Comparison of Ultrasound Guidance With the Traditional Palpation and Fluoroscopy Method for the Common Femoral Artery Puncture

Murat Gedikoglu et al. Catheter Cardiovasc Interv. .

Abstract

Objectives: To compare the success and complication rates of ultrasound-guided or palpation-guided punctures of the common femoral artery in a prospective randomized study.

Background: Percutaneous femoral arterial access is sometimes difficult to perform and is the source of complications. It has not been established whether ultrasound-guided puncture of the common femoral artery is the standard practice for angiography.

Materials and methods: Two hundred and eight patients were randomized into two groups. One had ultrasound-guided puncture and the other had palpation-guided puncture of the common femoral artery.

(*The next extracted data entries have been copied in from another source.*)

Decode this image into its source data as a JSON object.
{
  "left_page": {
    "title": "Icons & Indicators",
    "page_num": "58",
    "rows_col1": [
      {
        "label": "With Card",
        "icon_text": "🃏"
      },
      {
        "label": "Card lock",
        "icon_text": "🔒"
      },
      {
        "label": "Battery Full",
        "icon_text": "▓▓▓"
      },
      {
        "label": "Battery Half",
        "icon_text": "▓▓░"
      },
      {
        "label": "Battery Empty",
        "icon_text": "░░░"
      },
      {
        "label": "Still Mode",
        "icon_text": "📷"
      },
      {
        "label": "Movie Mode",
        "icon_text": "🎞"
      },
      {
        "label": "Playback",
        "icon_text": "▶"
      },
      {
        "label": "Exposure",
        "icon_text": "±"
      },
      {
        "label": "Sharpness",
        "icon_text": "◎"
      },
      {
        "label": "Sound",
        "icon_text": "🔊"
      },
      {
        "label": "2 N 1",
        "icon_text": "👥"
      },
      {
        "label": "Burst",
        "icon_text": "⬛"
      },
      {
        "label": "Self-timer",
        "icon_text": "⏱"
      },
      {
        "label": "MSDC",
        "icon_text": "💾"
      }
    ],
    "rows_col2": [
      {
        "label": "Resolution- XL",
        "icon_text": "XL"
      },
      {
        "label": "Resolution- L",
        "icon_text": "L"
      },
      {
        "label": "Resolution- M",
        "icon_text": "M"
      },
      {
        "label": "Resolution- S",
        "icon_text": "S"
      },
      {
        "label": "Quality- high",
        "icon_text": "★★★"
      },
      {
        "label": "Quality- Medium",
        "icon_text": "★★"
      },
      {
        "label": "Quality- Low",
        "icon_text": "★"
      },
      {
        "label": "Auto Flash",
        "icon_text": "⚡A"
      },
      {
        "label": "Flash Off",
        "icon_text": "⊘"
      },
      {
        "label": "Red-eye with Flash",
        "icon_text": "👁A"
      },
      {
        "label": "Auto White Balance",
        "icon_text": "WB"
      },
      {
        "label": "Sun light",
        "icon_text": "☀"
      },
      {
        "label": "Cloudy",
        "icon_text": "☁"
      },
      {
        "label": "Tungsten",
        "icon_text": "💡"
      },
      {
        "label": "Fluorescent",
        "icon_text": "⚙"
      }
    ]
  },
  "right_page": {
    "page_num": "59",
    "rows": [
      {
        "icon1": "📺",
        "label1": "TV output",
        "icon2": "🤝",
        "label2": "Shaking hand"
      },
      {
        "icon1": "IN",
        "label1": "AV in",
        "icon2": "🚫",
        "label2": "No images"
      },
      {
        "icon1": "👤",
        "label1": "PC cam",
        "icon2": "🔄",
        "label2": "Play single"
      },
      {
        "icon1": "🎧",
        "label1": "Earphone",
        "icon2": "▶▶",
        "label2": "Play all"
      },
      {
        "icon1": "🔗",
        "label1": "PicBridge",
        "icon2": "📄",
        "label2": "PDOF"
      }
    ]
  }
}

The technical success, first pass success rate, total number of attempts required for access, time to sheath insertion, pain during puncture, and access-related complication were compared.

Results: Technical success tended to be higher and the complication rates tended to be lower in the ultrasound-guided group but the difference did not reach statistical significance (P = 0.052 and P = 0.052). The first pass success rate was higher, total number of attempts required for access and time to sheath insertion were lower in the ultrasound-guided group. Atheromatous plaques on the common femoral artery, iliac artery obstructive lesion, previous ipsilateral puncture of the common femoral artery, obesity, and blood pressure during puncture did not change the outcome.

Conclusions: Ultrasound guidance improves secondary outcomes of the common femoral artery puncture when compared to palpation-guided puncture. Technical success and complication rates seem lower in the presence of ultrasound guidance but larger study populations are needed to verify the result.

Keywords: arterial access; complications; interventional.